Nazionale · 01 Settembre 2026

Germania accusa la Russia per i droni a Lipsia e chiude il consolato di Bonn; Mosca attacca anche l'Italia

Berlino prende misure contro presunte azioni ibridi del Cremlino; Zakharova definisce «ridicola» la nomina di Fedorov, Crosetto respinge l'attacco

Germania accusa la Russia per i droni a Lipsia e chiude il consolato di Bonn; Mosca attacca anche l'Italia

Nelle ultime ore la tensione tra Occidente e Russia si è ulteriormente acuita. La Germania ha attribuito responsabilità del Cremlino per gli eventi avvenuti all'aeroporto di Lipsia, dove sono stati rinvenuti ordigni incendiari e droni bomba posizionati vicino a un aereo cargo ucraino. In risposta, l'esecutivo guidato dal cancelliere Friedrich Merz ha disposto la chiusura del consolato russo a Bonn.

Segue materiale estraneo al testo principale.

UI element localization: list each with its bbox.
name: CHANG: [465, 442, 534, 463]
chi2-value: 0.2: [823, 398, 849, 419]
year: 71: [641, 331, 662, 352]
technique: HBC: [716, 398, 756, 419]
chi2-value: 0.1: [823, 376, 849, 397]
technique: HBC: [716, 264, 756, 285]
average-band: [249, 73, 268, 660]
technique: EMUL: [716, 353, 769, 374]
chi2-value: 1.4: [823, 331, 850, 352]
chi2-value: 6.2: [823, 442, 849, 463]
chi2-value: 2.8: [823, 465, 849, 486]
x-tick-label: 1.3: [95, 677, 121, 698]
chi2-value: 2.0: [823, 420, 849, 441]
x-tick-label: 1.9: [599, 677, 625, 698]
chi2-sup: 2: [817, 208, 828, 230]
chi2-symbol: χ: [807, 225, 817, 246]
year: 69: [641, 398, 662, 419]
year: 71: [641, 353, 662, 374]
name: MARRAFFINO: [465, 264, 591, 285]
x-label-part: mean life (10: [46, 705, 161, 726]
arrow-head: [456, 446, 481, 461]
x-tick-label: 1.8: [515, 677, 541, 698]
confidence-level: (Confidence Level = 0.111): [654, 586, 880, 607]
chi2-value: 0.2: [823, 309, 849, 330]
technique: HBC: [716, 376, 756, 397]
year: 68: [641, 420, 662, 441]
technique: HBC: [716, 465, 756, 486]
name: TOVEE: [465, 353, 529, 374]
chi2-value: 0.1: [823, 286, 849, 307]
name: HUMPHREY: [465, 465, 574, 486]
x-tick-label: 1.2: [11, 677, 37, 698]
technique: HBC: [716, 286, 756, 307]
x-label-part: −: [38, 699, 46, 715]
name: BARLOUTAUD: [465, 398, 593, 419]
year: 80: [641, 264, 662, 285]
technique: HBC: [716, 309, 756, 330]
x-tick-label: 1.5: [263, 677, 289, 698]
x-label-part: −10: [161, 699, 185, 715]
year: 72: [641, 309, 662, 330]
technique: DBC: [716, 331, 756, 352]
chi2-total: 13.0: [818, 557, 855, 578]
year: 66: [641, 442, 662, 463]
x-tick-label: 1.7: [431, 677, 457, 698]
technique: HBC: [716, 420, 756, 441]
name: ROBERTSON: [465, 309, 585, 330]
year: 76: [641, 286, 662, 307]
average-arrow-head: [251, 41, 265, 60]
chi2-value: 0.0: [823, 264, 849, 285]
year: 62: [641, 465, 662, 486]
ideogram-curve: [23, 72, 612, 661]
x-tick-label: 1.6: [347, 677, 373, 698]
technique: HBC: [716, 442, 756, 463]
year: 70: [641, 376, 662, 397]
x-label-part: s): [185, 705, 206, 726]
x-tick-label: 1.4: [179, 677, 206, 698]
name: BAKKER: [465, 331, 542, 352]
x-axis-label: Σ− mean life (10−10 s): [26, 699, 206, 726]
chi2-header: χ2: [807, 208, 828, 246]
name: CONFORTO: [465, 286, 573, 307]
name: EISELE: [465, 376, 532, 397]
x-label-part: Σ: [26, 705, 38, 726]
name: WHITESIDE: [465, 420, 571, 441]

Il governo tedesco ha inoltre annunciato l'istituzione di liste di sorveglianza per cittadini russi in Europa e un inasprimento dei controlli contro la cosiddetta «flotta ombra». Le autorità tedesche hanno aperto anche un'indagine per grave sabotaggio dopo il ritrovamento di ordigni esplosivi nei pressi di una centrale elettrica nel Brandeburgo.

Sul fronte del conflitto in Ucraina, la notte ha visto violente esplosioni a Kiev e incendi a Odessa, con vittime e feriti, mentre le forze di Kiev hanno colpito il porto russo di Ust-Luga sul Mar Baltico. Sul quadrante baltico la presenza di droni ha costretto al decollo immediato i jet della Nato di stanza in Lettonia ed Estonia.

Da Mosca la portavoce del ministero degli Esteri Maria Zakharova ha lanciato un duro monito, avvertendo che qualsiasi mossa anti-russa nell'area baltica riceverà una risposta devastante. Zakharova ha inoltre definito «ridicola» la nomina dell'ex ministro ucraino Mykhailo Fedorov a consulente per l'innovazione della Difesa italiana.

Il ministro della Difesa italiano Guido Crosetto ha replicato con decisione, ribadendo che «le scelte strategiche per l'Italia vengano assunte con la testa rivolta a Roma e non a Mosca».

Di fronte all'escalation, l'Unione europea e l'Alleanza Atlantica hanno espresso sostegno a Berlino: la presidente della Commissione Ursula von der Leyen e il segretario generale della Nato Mark Rutte hanno manifestato pieno appoggio al cancelliere tedesco, sottolineando il rigetto dei tentativi di diffondere terrore tramite attacchi ibridi.

L'allerta per la sicurezza interna resta elevata in Europa, con indagini in corso e controlli intensificati per fronteggiare possibili nuove azioni ostili.